Eagerly, Xerxes got onto the bed.
Mardonius was mischievous. “Babylonians make love without their clothes.”
“Not their gods.” Xerxes was embarrassed.
“Especially their gods. After all, you are the first man. She is the first woman. You haven’t invented clothes yet.”
As I have noted before, not only do Persian men never undress in front of one another, they are never seen entirely naked by their wives or concubines—unlike the Greeks, who are modestly clothed in front of their women, except at the games, and shamelessly nude with one another. But this was a singular moment. After all, never again were we to play at gods in Babylon, where nude flesh is omnipresent, even atop the House of the Foundation of Heaven and Earth. We were, also, young.

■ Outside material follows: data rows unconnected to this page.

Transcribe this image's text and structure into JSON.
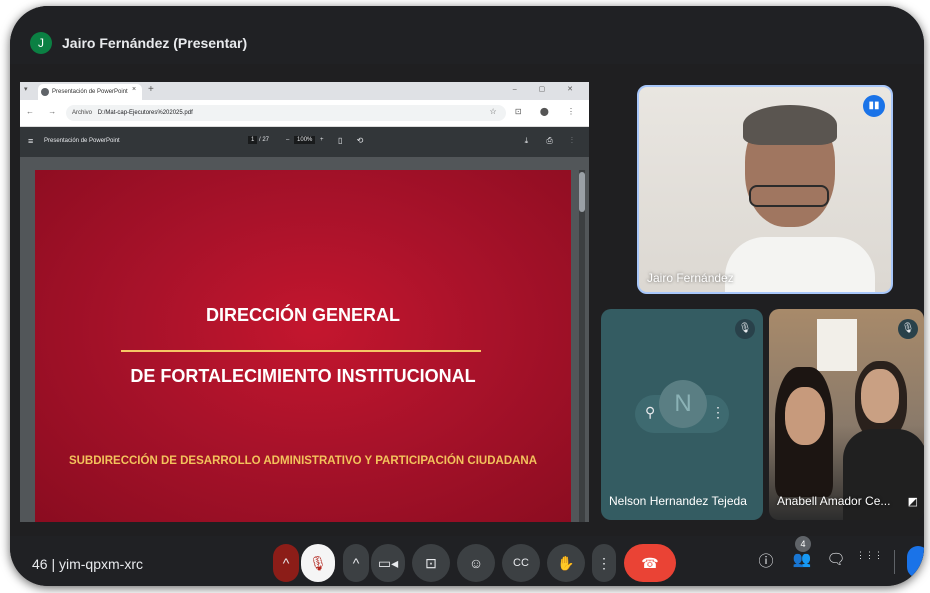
{
  "presenter": {
    "avatar_initial": "J",
    "title": "Jairo Fernández (Presentar)"
  },
  "browser": {
    "tab_title": "Presentación de PowerPoint",
    "tab_close": "×",
    "new_tab": "+",
    "nav_glyphs": "← → C",
    "address_chip": "Archivo",
    "address": "D:/Mat-cap-Ejecutores%202025.pdf",
    "window_controls": "– ▢ ✕",
    "addr_icons": "☆ ⊡ ⬤ ⋮"
  },
  "pdf_viewer": {
    "menu_glyph": "≡",
    "title": "Presentación de PowerPoint",
    "page_current": "1",
    "page_total": "/ 27",
    "zoom_minus": "–",
    "zoom_value": "100%",
    "zoom_plus": "+",
    "tool_glyphs": "▯ ⟲",
    "right_glyphs": "⤓ ⎙ ⋮"
  },
  "slide": {
    "heading_1": "DIRECCIÓN GENERAL",
    "heading_2": "DE FORTALECIMIENTO INSTITUCIONAL",
    "subheading": "SUBDIRECCIÓN DE DESARROLLO ADMINISTRATIVO Y PARTICIPACIÓN CIUDADANA"
  },
  "participants": [
    {
      "name": "Jairo Fernández",
      "state": "speaking"
    },
    {
      "name": "Nelson Hernandez Tejeda",
      "avatar_initial": "N",
      "state": "muted"
    },
    {
      "name": "Anabell Amador Ce...",
      "state": "muted"
    }
  ],
  "meeting": {
    "code": "46 | yim-qpxm-xrc",
    "people_count": "4"
  },
  "controls": {
    "chevron_up": "^",
    "mic": "🎙",
    "camera": "▭◂",
    "present": "⊡",
    "emoji": "☺",
    "captions": "CC",
    "hand": "✋",
    "more": "⋮",
    "hangup": "☎",
    "info": "ⓘ",
    "people": "👥",
    "chat": "🗨",
    "activities": "⋮⋮⋮"
  },
  "colors": {
    "accent": "#1a73e8",
    "slide_red": "#a8122a",
    "slide_gold": "#f3c25c",
    "hangup": "#ea4335"
  }
}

Xerxes removed his clothes. I was struck by the extraordinary beauty of his body. Obviously he took after the perfectly proportioned Cyrus rather than the somewhat short-legged, long-torsoed Darius.
Without self-consciousness, Xerxes mounted the now entirely conscious girl. As Mardonius and I watched the two figures in the lamp’s glow, they did indeed seem to be the first man and first woman on earth. I must confess that there
is
something very odd about Babylon and its ancient ways.
When Xerxes was finished, he dried himself with the linen sheet, and we helped him to dress. Then, impressively, Xerxes raised the ax of Bel-Marduk. But before he could speak, the girl smiled and said in perfect Persian, “Farewell, Xerxes, son of Darius the Achaemenid.”
Xerxes almost dropped the ax. The quick-witted Mardonius said, in the Babylonian tongue, “This is Bel-Marduk, girl. And I am the sun god Shamash. And there stands the moon god ...”
“I know who all of you are.” She was astonishingly self-possessed for thirteen years of age. “I’m Persian, too. Or half-Persian. I’ve seen you at Susa, Lord Prince. You too, Mardonius. And Cyrus Spitama.”
“Did the priests tell you who we were?” Xerxes was grim.
The girl sat up in bed. “No,” she said. She was quite unawed. “My mother is a priestess of Ishtar, and this is her year to select the girls for the shrine. Today she told me that it was now my turn to be taken by Bel-Marduk, and so I was. It was simply a coincidence.”